Proof of marriage, she supposed, was the marriage license, or commonly, the wedding ring. What was proof of not-marriage, the man’s word?
He was waiting near the front door of the restaurant in his blazer and jeans.
“Great to see you,” he said, kissing her. “I have interesting news,” as they were led to
a table.
He kept her in a little bit of suspense while they ordered drinks; no alcohol for her in the middle of the day and he also declined, both settling on iced teas.
“Here it is. My publisher, a man named Antoine Burris, very smart, very elegant type of fellow, loved your piece on Cummings, which, of course, I told him to look at.”
“Good of you.”
“It’s really a publisher-editor job he has, small press, interesting projects, good marketing. They took my book and got it onto the trade paperback bestseller list, so they must know something.”
“It was a good book.”
“Still, there are a lot of good books. So—he has a taste for the offbeat. And what he’d like to do is a book on the history of satanic possession.
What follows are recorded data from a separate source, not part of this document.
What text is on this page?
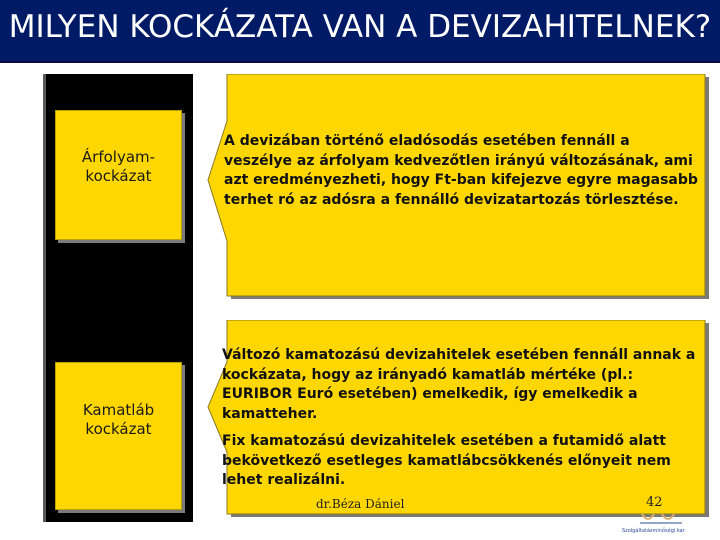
MILYEN KOCKÁZATA VAN A DEVIZAHITELNEK?
Árfolyam-
kockázat
Kamatláb
kockázat
A devizában történő eladósodás esetében fennáll a veszélye az árfolyam kedvezőtlen irányú változásának, ami azt eredményezheti, hogy Ft-ban kifejezve egyre magasabb terhet ró az adósra a fennálló devizatartozás törlesztése.
Változó kamatozású devizahitelek esetében fennáll annak a kockázata, hogy az irányadó kamatláb mértéke (pl.: EURIBOR Euró esetében) emelkedik, így emelkedik a kamatteher.
Fix kamatozású devizahitelek esetében a futamidő alatt bekövetkező esetleges kamatlábcsökkenés előnyeit nem lehet realizálni.
dr.Béza Dániel	42
Szolgáltatásminőségi kar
There isn’t a good contemporary one. And he wants you to write it.”
“That’s very nice of you, Richard. However—”
“It’s too soon for a ‘however.’ This is terrific stuff. You have everything from stories of convents in sixteenth- and seventeenth-century France where the Devil swept through possessing nuns like an epidemic, to the world today where possessions in one form or another are constantly showing up.”
“However, I have never written a book.”
“Nobody has, until they do.”
“And an additional however, I don’t believe in satanic possession. Try hysteria. Delusional behavior. I think a shrink would be better suited.”
“No, he loved the tone of your piece: bright, appropriately skeptical.”
“Do you have any proof you’re not married?”
“Would you not jump around?”
“You’re really not? You’re just inconstant because of the nature of your lecturing, conferencing, researching, et cetera?”
“Absolutely.”
“Tell me about this trip.”
He gave her an accounting and she said, “The thing about you, is that you seem so smart to me, your beat could be anything. I just don’t think you fit, physically, with your subject matter. Great blazer, light salad for lunch, what are you working such a dark side of the street for?”